8. Un-thread the chain
The chain can now be unthreaded from the transmission. If you've never bothered to study the route the chain takes around the sprockets, chain rings, and jockey wheels of the rear derailleur do so before removal. Also don't forget to thread it through the front derailleur cage - we've seen it done when rushing. You'll need to get it right when you thread the new one back into the transmission. There is only one way that will result in functioning gears and forward drive.
9. Shorten the new chain
You'll now need to shorten the new chain to the length of the one it's replacing (assuming that was correct). To work out where the new chain needs to be split, thread the ends of both chains onto an old spoke; this allows you to hang them up (or lay out) to find the link that needs splitting. This new Shimano Ultegra comes with 116 links, the standard length. Most modern road bikes will require five or six links removing, depending on chainstay length and gearing.
10. Rethread the new chain
Some Shimano 10-speed chains are directional and must be fitted with the Shimano logos on the outward face of the links. SRAM's AXS 12-speed chain is also directional, though if you've already managed to ear out one of those you're doing well!
Loop one end of the chain through the front derailleur, the other around the rear sprockets, over the top of the upper jockey wheel and behind the front chain deflector tab in the jockey cage and to the rear of the lower jockey wheel, and inside the rear chain deflector tab. The two loose ends can now be joined.
11. Fit the pin
Some Shimano chains use a special joining pin, with a snap-off pointed leader. Bring the male and female ends of the chain together, line up their respective pin holes and insert the pin into the chain. Only the pointed leader section is joining the chain. This must now be pushed home with the chain splitter tool.
More recent Shimano chains come with a master link, so you just hook the two ends together so the master link is in the top run of chain, put the bike on the floor with the brakes on and stand on a pedal so the link clicks into place. Alternatively, use master link pliers.
12. Drive the pin home
Fit the chain tool to the chain in the normal way, to drive the new pin home. Ensure you're well lined up before cranking the chain tool handle.

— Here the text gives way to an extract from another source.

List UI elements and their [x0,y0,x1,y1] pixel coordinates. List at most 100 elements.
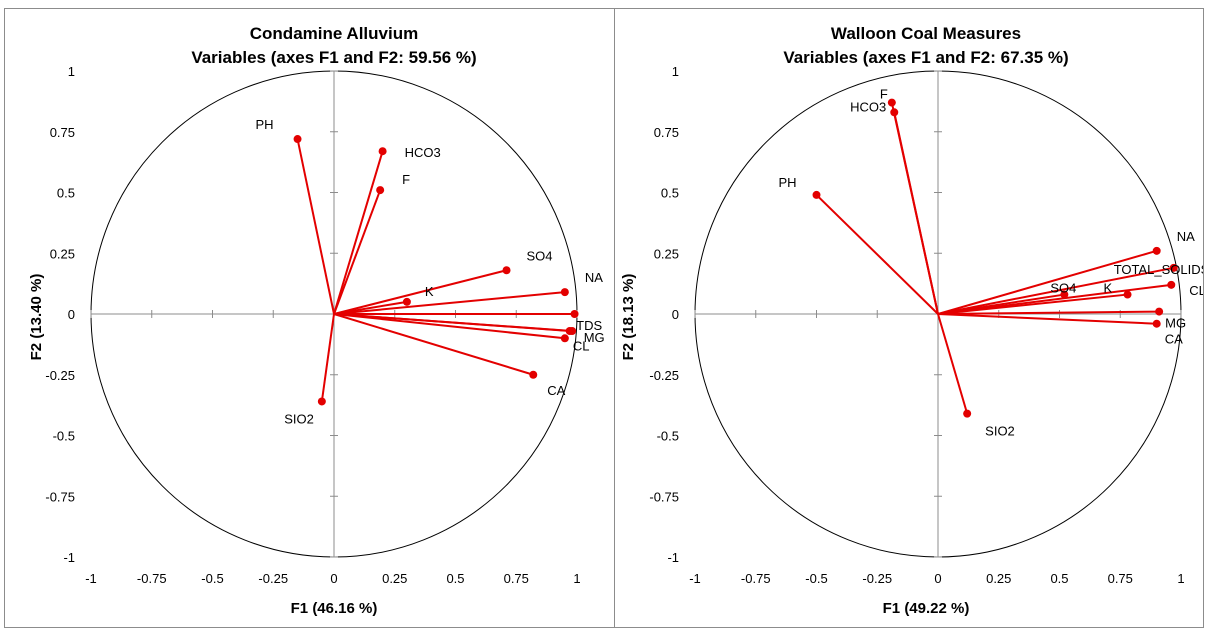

The new pin should slide home with ease, only the last millimetre or so will feel firm at the handle. You're looking to leave the tiny rim at the end of the new pin visible, the same as the other factory fitted ones on the other links. Over pushing the pin will result in the chain link jamming and potentially a chain failure.
13. Remove the leader
With the new link in position you'll need to remove the leader section. This requires a pair of pliers and a sharp angled twist of the wrist to break the leader free. These Park Tools cable cutters have a crimper behind the cutters that works well for the job.
14. Free up a stiff link
Sometimes the freshly joined link will run free first time, but occasionally the new join will be a little stiff. This can lead to skipping gears. When this happens we usually use our thumbs to apply a little side pressure to the link, which usually frees the link so it runs and shifts smoothly.